# Booking a trip thru AGR



## Rail Freak (Feb 24, 2009)

I keep getting an error #1101R notice when trying to book thru AGR. What's up with that?


----------



## johnny (Feb 24, 2009)

Rail Freak said:


> I keep getting an error #1101R notice when trying to book thru AGR. What's up with that?


probably just a software error.. i wonder if they have a contact or bug report form

Their entire system is pretty rickety.. just like amtrak.com

i wish they'd let me at it 

i probably don't have the fill to fight through the redtape to make them fix it tho


----------



## AlanB (Feb 24, 2009)

You have to tell us what kind of trip you're trying to book in order for us to give you an itelligent answer. 

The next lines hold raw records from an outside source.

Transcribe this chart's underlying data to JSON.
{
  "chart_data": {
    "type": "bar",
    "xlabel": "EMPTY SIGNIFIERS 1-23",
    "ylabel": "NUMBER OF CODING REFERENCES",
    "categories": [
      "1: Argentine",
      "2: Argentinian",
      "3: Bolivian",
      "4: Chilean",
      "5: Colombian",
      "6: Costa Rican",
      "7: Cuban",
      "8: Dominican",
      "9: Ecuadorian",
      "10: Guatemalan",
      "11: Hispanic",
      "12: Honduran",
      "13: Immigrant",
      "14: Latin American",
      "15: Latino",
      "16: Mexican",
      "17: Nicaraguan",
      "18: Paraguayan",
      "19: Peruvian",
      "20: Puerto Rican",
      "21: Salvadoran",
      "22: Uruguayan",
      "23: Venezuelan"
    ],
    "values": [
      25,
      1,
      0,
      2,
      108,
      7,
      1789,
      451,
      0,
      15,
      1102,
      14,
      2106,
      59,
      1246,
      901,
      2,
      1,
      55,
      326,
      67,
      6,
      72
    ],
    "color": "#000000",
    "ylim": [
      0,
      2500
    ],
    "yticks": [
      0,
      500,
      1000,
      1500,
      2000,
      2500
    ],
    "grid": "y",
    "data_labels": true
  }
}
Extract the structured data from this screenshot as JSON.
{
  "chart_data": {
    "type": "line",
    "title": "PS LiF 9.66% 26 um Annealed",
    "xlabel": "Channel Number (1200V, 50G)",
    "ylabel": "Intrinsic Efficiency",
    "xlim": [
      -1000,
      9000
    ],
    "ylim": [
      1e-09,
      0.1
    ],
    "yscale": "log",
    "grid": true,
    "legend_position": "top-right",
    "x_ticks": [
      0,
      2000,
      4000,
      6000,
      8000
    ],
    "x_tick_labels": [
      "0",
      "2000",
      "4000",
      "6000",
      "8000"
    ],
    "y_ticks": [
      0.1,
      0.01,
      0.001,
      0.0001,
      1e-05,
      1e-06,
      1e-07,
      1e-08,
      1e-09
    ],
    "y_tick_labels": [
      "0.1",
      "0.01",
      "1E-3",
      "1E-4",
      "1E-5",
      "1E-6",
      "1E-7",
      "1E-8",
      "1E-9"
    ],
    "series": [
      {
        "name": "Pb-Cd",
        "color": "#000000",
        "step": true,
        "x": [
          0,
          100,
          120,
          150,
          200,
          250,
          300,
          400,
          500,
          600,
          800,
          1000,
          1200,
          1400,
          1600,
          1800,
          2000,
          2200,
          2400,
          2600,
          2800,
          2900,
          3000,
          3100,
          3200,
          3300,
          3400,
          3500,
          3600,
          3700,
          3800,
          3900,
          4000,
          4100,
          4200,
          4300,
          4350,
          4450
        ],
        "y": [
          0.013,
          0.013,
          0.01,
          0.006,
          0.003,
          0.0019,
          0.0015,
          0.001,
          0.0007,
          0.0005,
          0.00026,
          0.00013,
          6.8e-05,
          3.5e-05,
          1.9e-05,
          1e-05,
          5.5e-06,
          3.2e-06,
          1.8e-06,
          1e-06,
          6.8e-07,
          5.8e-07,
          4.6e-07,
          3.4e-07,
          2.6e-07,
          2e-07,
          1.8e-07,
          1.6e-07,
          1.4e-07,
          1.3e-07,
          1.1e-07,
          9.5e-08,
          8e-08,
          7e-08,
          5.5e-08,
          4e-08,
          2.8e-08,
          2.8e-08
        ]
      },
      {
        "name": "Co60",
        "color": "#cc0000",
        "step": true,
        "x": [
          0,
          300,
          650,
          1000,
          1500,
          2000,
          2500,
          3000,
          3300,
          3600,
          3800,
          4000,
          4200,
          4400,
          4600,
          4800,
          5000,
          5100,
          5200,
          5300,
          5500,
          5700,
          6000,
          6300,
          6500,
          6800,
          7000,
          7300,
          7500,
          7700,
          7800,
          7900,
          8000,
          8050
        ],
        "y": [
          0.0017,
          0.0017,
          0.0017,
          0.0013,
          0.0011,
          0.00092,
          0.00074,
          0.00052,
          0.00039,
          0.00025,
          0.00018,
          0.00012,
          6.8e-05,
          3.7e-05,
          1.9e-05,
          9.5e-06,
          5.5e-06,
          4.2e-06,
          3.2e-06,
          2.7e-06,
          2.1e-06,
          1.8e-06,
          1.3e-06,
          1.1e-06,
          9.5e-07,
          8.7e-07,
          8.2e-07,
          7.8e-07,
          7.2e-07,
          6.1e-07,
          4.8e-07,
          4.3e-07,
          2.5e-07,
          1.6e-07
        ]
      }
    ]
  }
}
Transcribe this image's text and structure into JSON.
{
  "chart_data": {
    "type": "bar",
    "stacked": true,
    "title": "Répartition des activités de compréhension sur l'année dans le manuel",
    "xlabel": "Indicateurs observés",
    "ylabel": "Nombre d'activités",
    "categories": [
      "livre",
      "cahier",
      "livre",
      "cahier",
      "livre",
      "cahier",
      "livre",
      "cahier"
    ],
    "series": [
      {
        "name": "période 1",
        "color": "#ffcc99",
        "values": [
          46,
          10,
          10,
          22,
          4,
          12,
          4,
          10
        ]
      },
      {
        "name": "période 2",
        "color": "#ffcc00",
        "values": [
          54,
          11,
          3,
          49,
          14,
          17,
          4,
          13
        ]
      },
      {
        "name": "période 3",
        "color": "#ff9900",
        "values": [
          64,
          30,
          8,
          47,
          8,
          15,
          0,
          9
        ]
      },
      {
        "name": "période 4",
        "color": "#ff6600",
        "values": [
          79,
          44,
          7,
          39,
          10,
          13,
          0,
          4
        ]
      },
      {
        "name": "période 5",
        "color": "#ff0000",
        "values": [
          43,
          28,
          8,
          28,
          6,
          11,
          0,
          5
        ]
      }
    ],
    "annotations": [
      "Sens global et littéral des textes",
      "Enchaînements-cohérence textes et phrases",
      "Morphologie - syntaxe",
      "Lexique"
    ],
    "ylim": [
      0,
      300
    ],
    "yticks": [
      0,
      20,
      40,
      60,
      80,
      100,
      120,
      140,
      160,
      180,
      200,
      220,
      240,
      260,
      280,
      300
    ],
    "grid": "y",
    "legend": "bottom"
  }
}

For example, you cannot book trips that include sleepers via the internet, nor can you book a ticket that requires a bus or a change of trains. The online system can only handle a one train, round trip booking.


----------



## Rail Freak (Feb 24, 2009)

AlanB said:


> You have to tell us what kind of trip you're trying to book in order for us to give you an itelligent answer.
> For example, you cannot book trips that include sleepers via the internet, nor can you book a ticket that requires a bus or a change of trains. The online system can only handle a one train, round trip booking.



SDL-PDX & NOL-PDX June 30

I should read, think & then reply!


----------



## AlanB (Feb 24, 2009)

Rail Freak said:


> AlanB said:
> 
> 
> > You have to tell us what kind of trip you're trying to book in order for us to give you an itelligent answer.
> ...


Ok, now I'm really confused. I thought that you posted in the other topic that the agent had already booked SDL-PDX for you. So why are trying to do it on line now?

That said, both of those bookings require changing trains and as I mentioned above, that can't be done via the online system. And you wouldn't be able to book a sleeper at all, only coach if you booked each segment seperately.


----------